Un sonoro ronquido fue su simple respuesta cuando pronuncié su nombre de nuevo.

Estaba profundamente dormido.




Despertó al cabo de tres horas.  Otros hubieran tardado más. Debí haber previsto que una pastilla no causaría el mismo efecto en Ricardo que en mis habituales esmirriadas víctimas.

Se desperezó con un gruñido sordo. Agitó una pierna en el sofá y se dio la vuelta para colocarse boca arriba. Se dio cuenta que estaba desnudo, se sentó y se cubrió la polla con las manos al verme sentada frente a él.

—Espero que no te importe. Me he dado una ducha y he comido algo que tenías en el frigo.

Me miró suspicaz, aún sin comprender qué estaba pasando. Su mirada repasó mi negro cabello húmedo y el albornoz sin cerrar que dejaba mi cuerpo desnudo al libre albedrío de su mirada.

—Qué… qué ha pasado… no, no lo entiendo.

—Pues que te has quedado roque, hijo mío. Eso ha pasado.

—Tú… yo…

—¿Follar? Casi, pero no. Me dejaste a dos velas —suspiré abriendo las piernas. Su mirada se clavó de inmediato en mi sexo.

No era una invitación. Era una demanda.

Sonreí satisfecha al ver como su animalillo despuntaba de entre sus dedos y crecía y se hinchaba. Se relamió de gusto y acudió arrodillado entre mis piernas. Me colocó en el borde del sofá y hundió su cara en mi coño.

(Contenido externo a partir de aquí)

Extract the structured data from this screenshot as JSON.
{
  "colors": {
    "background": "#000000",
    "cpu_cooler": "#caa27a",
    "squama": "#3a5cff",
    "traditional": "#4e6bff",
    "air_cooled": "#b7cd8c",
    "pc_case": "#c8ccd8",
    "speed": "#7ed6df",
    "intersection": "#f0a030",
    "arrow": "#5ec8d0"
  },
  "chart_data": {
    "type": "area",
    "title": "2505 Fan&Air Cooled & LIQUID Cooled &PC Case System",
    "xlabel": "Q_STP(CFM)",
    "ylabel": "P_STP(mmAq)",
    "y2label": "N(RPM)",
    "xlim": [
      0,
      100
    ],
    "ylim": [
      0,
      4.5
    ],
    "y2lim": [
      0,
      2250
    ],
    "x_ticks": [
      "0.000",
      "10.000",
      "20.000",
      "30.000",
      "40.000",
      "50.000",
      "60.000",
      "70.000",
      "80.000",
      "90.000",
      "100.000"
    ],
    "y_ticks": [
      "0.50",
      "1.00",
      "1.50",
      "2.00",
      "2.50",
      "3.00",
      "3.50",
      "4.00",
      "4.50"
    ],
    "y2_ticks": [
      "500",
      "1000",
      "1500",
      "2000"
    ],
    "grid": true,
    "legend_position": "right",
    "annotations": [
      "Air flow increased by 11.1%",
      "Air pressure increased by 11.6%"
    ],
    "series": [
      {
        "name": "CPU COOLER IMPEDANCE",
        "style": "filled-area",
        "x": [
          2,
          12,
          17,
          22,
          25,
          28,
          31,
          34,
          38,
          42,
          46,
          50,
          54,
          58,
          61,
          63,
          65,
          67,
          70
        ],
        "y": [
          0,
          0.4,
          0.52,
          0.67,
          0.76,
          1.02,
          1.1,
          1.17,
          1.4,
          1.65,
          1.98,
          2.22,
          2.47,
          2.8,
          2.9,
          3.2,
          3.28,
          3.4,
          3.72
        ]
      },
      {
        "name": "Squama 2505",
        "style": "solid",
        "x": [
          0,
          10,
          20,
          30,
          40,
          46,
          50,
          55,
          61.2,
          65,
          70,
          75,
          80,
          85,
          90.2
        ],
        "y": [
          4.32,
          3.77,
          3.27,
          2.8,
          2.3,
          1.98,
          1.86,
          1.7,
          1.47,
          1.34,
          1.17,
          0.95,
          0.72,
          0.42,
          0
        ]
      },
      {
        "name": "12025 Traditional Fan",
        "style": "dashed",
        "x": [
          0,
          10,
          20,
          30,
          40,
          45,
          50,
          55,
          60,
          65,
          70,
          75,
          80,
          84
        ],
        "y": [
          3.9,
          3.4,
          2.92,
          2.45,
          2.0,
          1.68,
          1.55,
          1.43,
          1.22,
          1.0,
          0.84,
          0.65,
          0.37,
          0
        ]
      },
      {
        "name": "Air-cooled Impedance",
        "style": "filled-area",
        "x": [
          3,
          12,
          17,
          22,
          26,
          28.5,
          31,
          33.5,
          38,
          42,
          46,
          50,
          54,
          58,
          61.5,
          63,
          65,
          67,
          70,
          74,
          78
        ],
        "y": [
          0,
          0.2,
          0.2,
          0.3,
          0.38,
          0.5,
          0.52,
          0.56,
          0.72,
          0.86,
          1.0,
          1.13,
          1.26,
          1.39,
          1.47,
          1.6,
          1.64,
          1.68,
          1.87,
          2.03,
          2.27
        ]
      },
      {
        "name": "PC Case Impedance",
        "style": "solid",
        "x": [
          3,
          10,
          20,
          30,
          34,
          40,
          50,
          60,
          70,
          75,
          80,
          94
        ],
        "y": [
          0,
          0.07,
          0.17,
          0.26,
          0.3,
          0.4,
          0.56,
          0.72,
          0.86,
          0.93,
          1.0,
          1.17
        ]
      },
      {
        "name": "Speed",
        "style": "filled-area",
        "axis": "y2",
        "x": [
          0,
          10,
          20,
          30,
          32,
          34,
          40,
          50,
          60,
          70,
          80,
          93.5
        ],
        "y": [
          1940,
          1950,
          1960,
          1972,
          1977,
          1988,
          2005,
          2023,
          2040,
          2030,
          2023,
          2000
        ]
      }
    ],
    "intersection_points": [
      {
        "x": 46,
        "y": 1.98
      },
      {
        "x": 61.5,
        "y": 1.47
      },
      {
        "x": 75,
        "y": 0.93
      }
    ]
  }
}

Su lengua entreabrió mis pliegues y sentí un estremecimiento que me recorría la espalda entera, de la cintura hasta la nuca, para luego volver a descender. Me comió el conejo con dedicación, aplicando lametazos delicados y sorbiendo con ansia mi néctar.

Alzó la cabeza para mirarme. Sus labios estaban húmedos de su saliva y mis humedades.

—Podrías haberte marchado.

Chasqueé la lengua y le bajé la cabeza de nuevo hacia mi coño. Me recosté sobre el sofá y disfruté de la dulce sensación de su boca provocándome contracciones gloriosas en el vientre.

—Ya ves. Me he encaprichado contigo.

De ti y del fabuloso Rolex que estaba en mi bolso.